High wealth and good health are, of course, two objectives most human beings look to attain and maintain during the course of their lives. Indeed, the two are generally linked to each other, with life expectancies far higher in parts of the World where more money is more readily available. As concerns over one’s wealth decrease, concerns over one’s health generally increase, by virtue of our innate survival instinct. So, when some of the World’s wealthiest people look to further their lifespans, rather obviously they look to places where health treatment is most renowned.
Wealthy Arabs are travelling overseas for healthcare treatment more and more and the cities they travel to for that treatment are, in the aforementioned vein, also generally the cities they tend to invest their wealth into. London, for instance, has a booming GBP 1.5 billion private hospital market (source: Financial Times) that has grown by about 9% since 2006 (Source: LaingBuisson).

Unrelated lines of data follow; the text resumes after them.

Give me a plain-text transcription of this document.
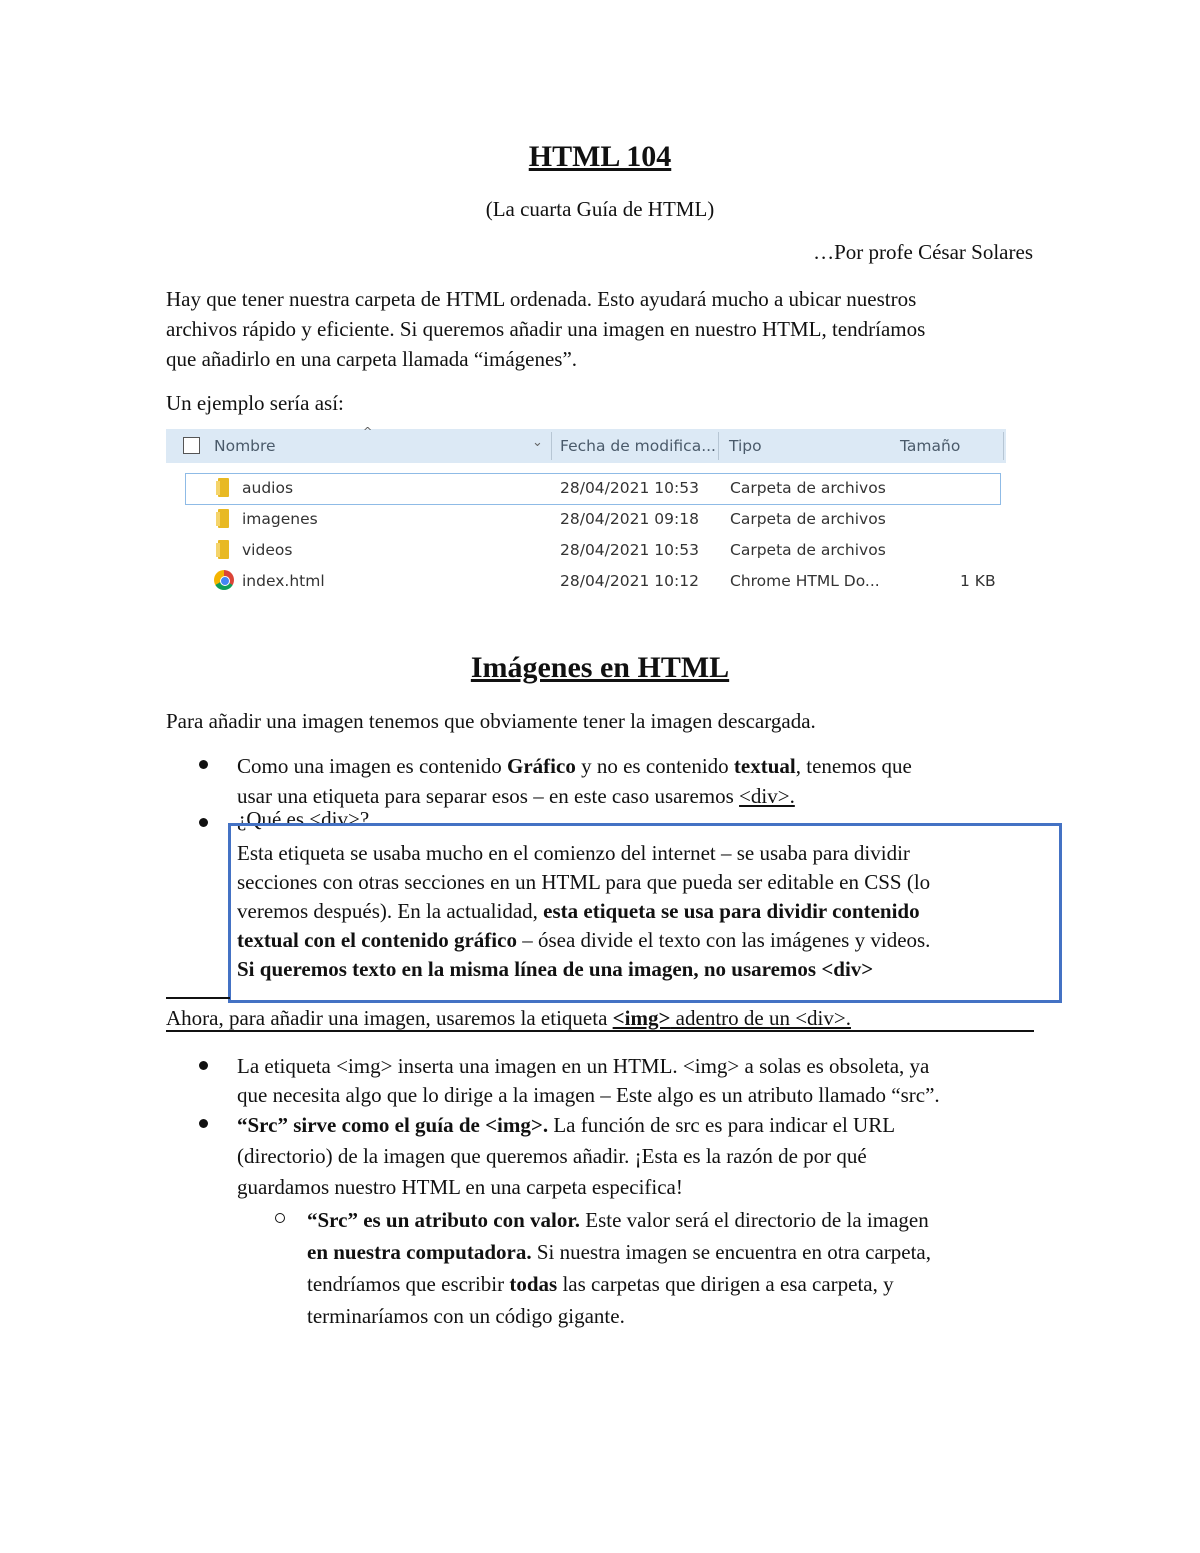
HTML 104
(La cuarta Guía de HTML)
…Por profe César Solares
Hay que tener nuestra carpeta de HTML ordenada. Esto ayudará mucho a ubicar nuestros
archivos rápido y eficiente. Si queremos añadir una imagen en nuestro HTML, tendríamos
que añadirlo en una carpeta llamada “imágenes”.
Un ejemplo sería así:
^
Nombre	⌄ Fecha de modifica... Tipo	Tamaño
audios	28/04/2021 10:53 Carpeta de archivos
imagenes	28/04/2021 09:18 Carpeta de archivos
videos	28/04/2021 10:53 Carpeta de archivos
index.html	28/04/2021 10:12 Chrome HTML Do...	1 KB
Imágenes en HTML
Para añadir una imagen tenemos que obviamente tener la imagen descargada.
Como una imagen es contenido Gráfico y no es contenido textual, tenemos que
usar una etiqueta para separar esos – en este caso usaremos <div>.
¿Qué es <div>?
Esta etiqueta se usaba mucho en el comienzo del internet – se usaba para dividir
secciones con otras secciones en un HTML para que pueda ser editable en CSS (lo
veremos después). En la actualidad, esta etiqueta se usa para dividir contenido
textual con el contenido gráfico – ósea divide el texto con las imágenes y videos.
Si queremos texto en la misma línea de una imagen, no usaremos <div>
Ahora, para añadir una imagen, usaremos la etiqueta <img> adentro de un <div>.
La etiqueta <img> inserta una imagen en un HTML. <img> a solas es obsoleta, ya
que necesita algo que lo dirige a la imagen – Este algo es un atributo llamado “src”.
“Src” sirve como el guía de <img>. La función de src es para indicar el URL
(directorio) de la imagen que queremos añadir. ¡Esta es la razón de por qué
guardamos nuestro HTML en una carpeta especifica!
“Src” es un atributo con valor. Este valor será el directorio de la imagen
en nuestra computadora. Si nuestra imagen se encuentra en otra carpeta,
tendríamos que escribir todas las carpetas que dirigen a esa carpeta, y
terminaríamos con un código gigante.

In the wake of the Arab Spring many Arab states increased healthcare expenditure, with the GCC countries by far and away investing the most. Many governments in the Middle East have decided that if treatment is not readily available on their shores they will pay for citizens to receive treatment abroad, particularly in London, while also allowing for generous accommodation packages while the patient undergoes treatment. Such has been the influx that many of London’s premier private hospitals now have signs written in Arabic as well as English and include Mosques and Prayer Rooms available to Arabic patients. “The Gulf states have the latest facilities but do not have the volume of patients to develop specialist expertise in rare and complex conditions” Mohamed Khomsi, international relations manager at the Portland Hospital, London told the Financial Times.
Equally, wealthy GCC citizens themselves are individually looking beyond their home countries for serious treatment. A poll conducted by research company Gallup found that GCC nationals are more likely than others in the Middle East to look abroad than receive serious treatment at home (Source: www.arabianbusinessweek.com), with Kuwaitis the most likely – 65% of Kuwaitis polled said they would rather look abroad. Just over one third of UAE nationals (39%) said they would travel abroad for serious treatment compared to 47% in Bahrain and 43% in Qatar and Oman.
The scope for the whole Middle East region, however, for future overseas treatment endeavours is seemingly vary large. GCC nationals, although the most likely to look abroad for serious treatment in the region, are also the most happy with healthcare services in their home countries, thus underlining the health-wealth paradigm outlined above. When wealthy nationals of other countries within the Middle East region – of which there are fewer – need to seek serious treatment, the current evidence would suggest they’ll be looking abroad, probably to London, but also to other hubs of Arabic investment with high quality private health sectors such as Switzerland, France and the US.
The trappings of wealth are affecting health in the GCC region somewhat, forcing this movement. On the list of the World’s top ten fattest nations, four GCC countries are currently ranked, with Kuwait currently second in the World only to the USA, which may well explain that huge governmental investment in health and sending citizens abroad for treatment.
To combat conditions attached to obesity and, indeed, extreme wealth, such as diabetes and heart conditions, GCC nationals will need top quality European and/or American private healthcare treatment. The number of people suffering from diabetes in the Middle East region is expected to double from 366 million in 2011 to 552 million by 2030, according to the International Diabetes Federation (source: www.arabianbusinessweek.com).
Private hospitals in these regions could learn a thing or two from some of those aforementioned London hospitals. The move towards more acute medical care has raised profits dramatically at private hospitals and private clinics in London, with revenue per bed ranging from £1.073 million per year at the Lister Hospital in Chelsea versus £347,000 for King Edward VII’s Hospital Sister Agnes (Source: Financial Times). Most private clinics and private hospitals in London generate £3,500-£4,000 a day per overseas patient, which explains the hospitals’ installation of home comforts and Mosques and Prayer Rooms.
So, as it has done in the high end property market, London has shown the way to the rest of Europe also to attract foreign investment in private healthcare. The possibilities for other European cities’ and, indeed, North American cities’ private hospitals and private clinics to join this rapidly growing industry and investment area are huge.